Insulin is not Needed for Glucose Uptake and Utilization in Humans

Contrary to popular belief supported by the leading physiology and biochemistry textbooks, there is sufficient population of glucose transporters in all cell membranes at all times to ensure enough glucose uptake to satisfy the cell's respiration, even in the absence of insulin [21]. Insulin can and does increase the number of these transporters in some cells but glucose uptake is never truly insulin dependent. Even under conditions of extreme ketoacidosis there is no significant membrane barrier to glucose uptake – the block occurs "lower down" in the metabolic pathway where the excess of ketones competitively blocks the metabolites of glucose entering the citric acid cycle. Thus, insulin is not needed for glucose uptake and utilization in man [21]. In fact, the process appears to be general for all polar (water-soluble) substrates, as transporters are the mechanism by which they are transported across the highly non-polar (lipid) cell membranes. When insulin is administered to people with diabetes who are fasting, blood glucose concentrations falls. It is generally assumed that this is because insulin increases glucose uptake into tissues. However, this is not the case and is just another metabolic legend arising from in vitro rat data. It has been shown that insulin at concentrations that are within the normal physiological range lowers blood glucose through inhibiting hepatic glucose production [21].

Fats Burn in a Carbohydrate Flame, Right?

It has been claimed that carbohydrates serve as a primer for fat catabolism ("fats burn in a carbohydrate flame"). However, as pointed out by Robergs and Roberts [22], this is an incorrect contention.

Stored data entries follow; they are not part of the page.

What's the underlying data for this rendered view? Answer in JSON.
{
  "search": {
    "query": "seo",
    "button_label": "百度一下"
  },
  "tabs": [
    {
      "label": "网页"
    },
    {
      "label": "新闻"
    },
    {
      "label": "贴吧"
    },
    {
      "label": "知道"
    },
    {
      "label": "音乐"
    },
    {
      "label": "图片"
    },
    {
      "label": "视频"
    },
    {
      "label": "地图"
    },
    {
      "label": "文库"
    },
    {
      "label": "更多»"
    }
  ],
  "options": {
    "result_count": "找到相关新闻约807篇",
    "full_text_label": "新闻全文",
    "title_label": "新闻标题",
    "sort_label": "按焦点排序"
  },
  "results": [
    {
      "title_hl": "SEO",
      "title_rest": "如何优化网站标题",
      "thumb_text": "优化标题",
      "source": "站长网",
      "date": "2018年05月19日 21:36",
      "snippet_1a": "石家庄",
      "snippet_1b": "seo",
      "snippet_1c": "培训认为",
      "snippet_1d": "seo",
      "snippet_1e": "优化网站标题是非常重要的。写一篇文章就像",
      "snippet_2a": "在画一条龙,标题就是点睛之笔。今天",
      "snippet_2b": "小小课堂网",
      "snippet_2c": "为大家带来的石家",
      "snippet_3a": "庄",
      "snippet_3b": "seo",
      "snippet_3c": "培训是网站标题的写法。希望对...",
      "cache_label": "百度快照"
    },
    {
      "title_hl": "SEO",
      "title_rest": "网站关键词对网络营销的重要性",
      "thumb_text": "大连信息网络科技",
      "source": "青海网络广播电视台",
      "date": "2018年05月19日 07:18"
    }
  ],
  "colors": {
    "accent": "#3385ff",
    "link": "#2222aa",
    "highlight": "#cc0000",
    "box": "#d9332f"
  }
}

In skeletal muscle, fat certainly does not burn in a carbohydrate flame, as skeletal muscle does not have sufficient quantities of the enzymes to convert glycolytic intermediates into molecules that can be transported into the mitochondria to supplement citric acid cycle intermediates. Further, the production of acetoacyl CoA, a substrate of ketone body formation, can occur only in the liver and thus does not apply to skeletal muscle metabolism. Human skeletal muscle can oxidize at least seven amino acids: leucine, isoleucine, valine, glutamate, asparagine, aspartate and alanine. Of these amino acids, however, oxidation of only the branched chain amino acids (leucine, isoleucine and valine) appears to be increased during catabolic states such as exercise.

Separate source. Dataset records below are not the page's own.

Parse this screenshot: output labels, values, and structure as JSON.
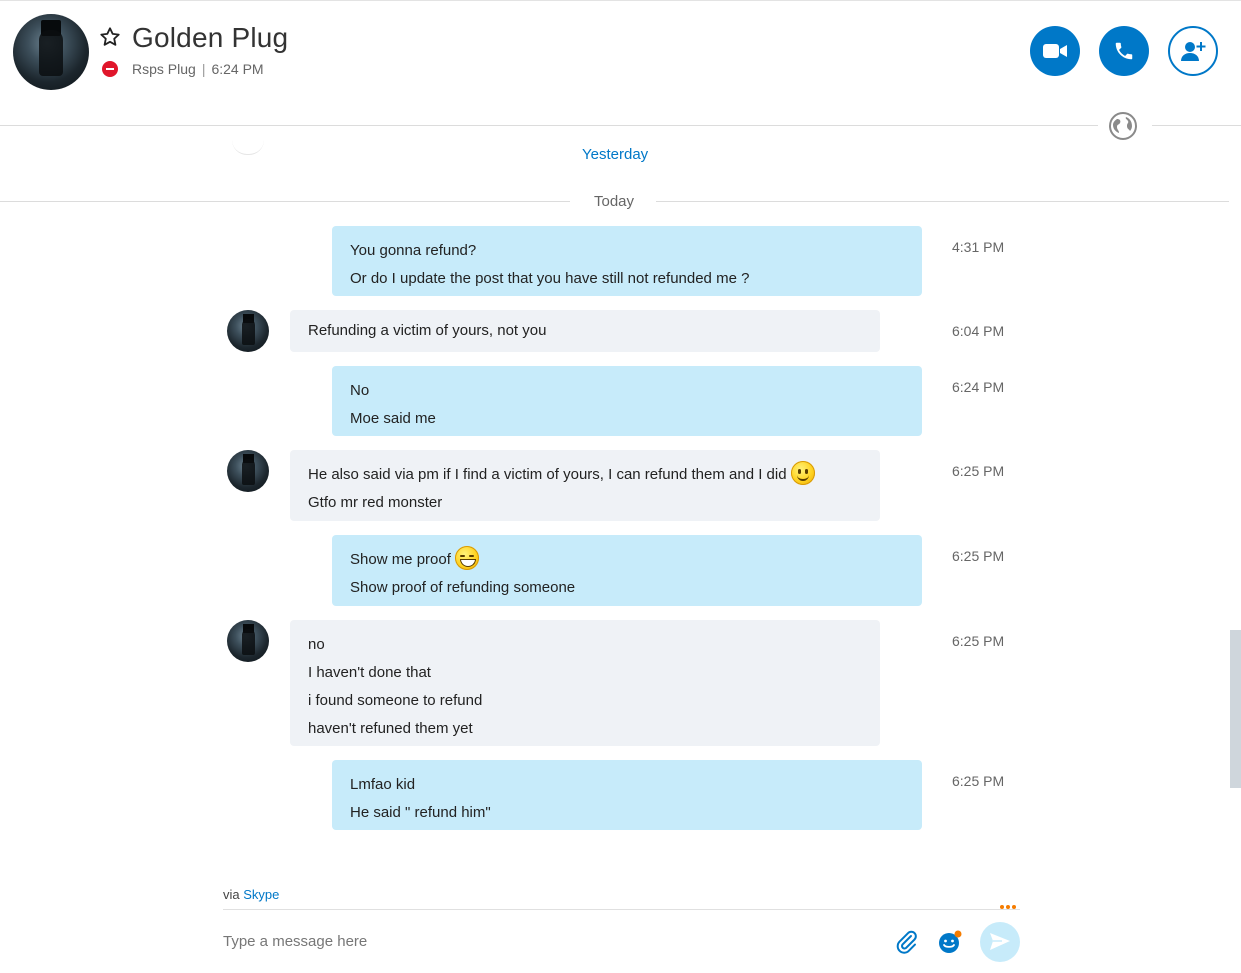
{
  "header": {
    "title": "Golden Plug",
    "status_text": "Rsps Plug",
    "separator": "|",
    "time": "6:24 PM"
  },
  "dividers": {
    "yesterday": "Yesterday",
    "today": "Today"
  },
  "messages": [
    {
      "direction": "out",
      "lines": [
        "You gonna refund?",
        "Or do I update the post that you have still not refunded me ?"
      ],
      "time": "4:31 PM"
    },
    {
      "direction": "in",
      "lines": [
        "Refunding a victim of yours, not you"
      ],
      "time": "6:04 PM"
    },
    {
      "direction": "out",
      "lines": [
        "No",
        "Moe said me"
      ],
      "time": "6:24 PM"
    },
    {
      "direction": "in",
      "lines": [
        "He also said via pm if I find a victim of yours, I can refund them and I did",
        "Gtfo mr red monster"
      ],
      "time": "6:25 PM",
      "emoji": "smile-emoji"
    },
    {
      "direction": "out",
      "lines": [
        "Show me proof",
        "Show proof of refunding someone"
      ],
      "time": "6:25 PM",
      "emoji": "grin-emoji"
    },
    {
      "direction": "in",
      "lines": [
        "no",
        "I haven't done that",
        "i found someone to refund",
        "haven't refuned them yet"
      ],
      "time": "6:25 PM"
    },
    {
      "direction": "out",
      "lines": [
        "Lmfao kid",
        "He said \" refund him\""
      ],
      "time": "6:25 PM"
    }
  ],
  "composer": {
    "via_prefix": "via",
    "via_link": "Skype",
    "placeholder": "Type a message here"
  },
  "colors": {
    "accent": "#0078c8",
    "outgoing_bubble": "#c7ebfa",
    "incoming_bubble": "#eff2f6",
    "status_busy": "#e0162b"
  }
}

When muscle glycogen and blood glucose concentrations are low, the incorporation of the carbon skeletons from amino acids into the citric acid cycle is important for maintaining the concentrations of the intermediates, and therefore a high rate of mitochondrial respiration. Thus, both muscle fat and carbohydrate burn in an amino acid flame. As discussed by Robergs and Roberts [22], amino acid catabolism during exercise is important for three reasons: 1) for free energy during exercise to fuel muscle contraction; 2) to increase concentrations of citric acid cycle intermediates and therefore support carbohydrate and lipid catabolism; and 3) to serve as gluconeogenic precursors. It has also been claimed that carbohydrate provides the only macronutrient substrate whose stored energy generates ATP non-aerobically. This is not the case, however, since several studies have shown that amino acid catabolism also provides a source of anaerobic energy production [23], Aspartate, for example, can be fermented to succinate or propionate [24]. Interestingly, Ivy et al. [25] and Saunders et al. [26], reported that the addition of protein to a carbohydrate supplement enhanced endurance performance above that which occurred with carbohydrate alone.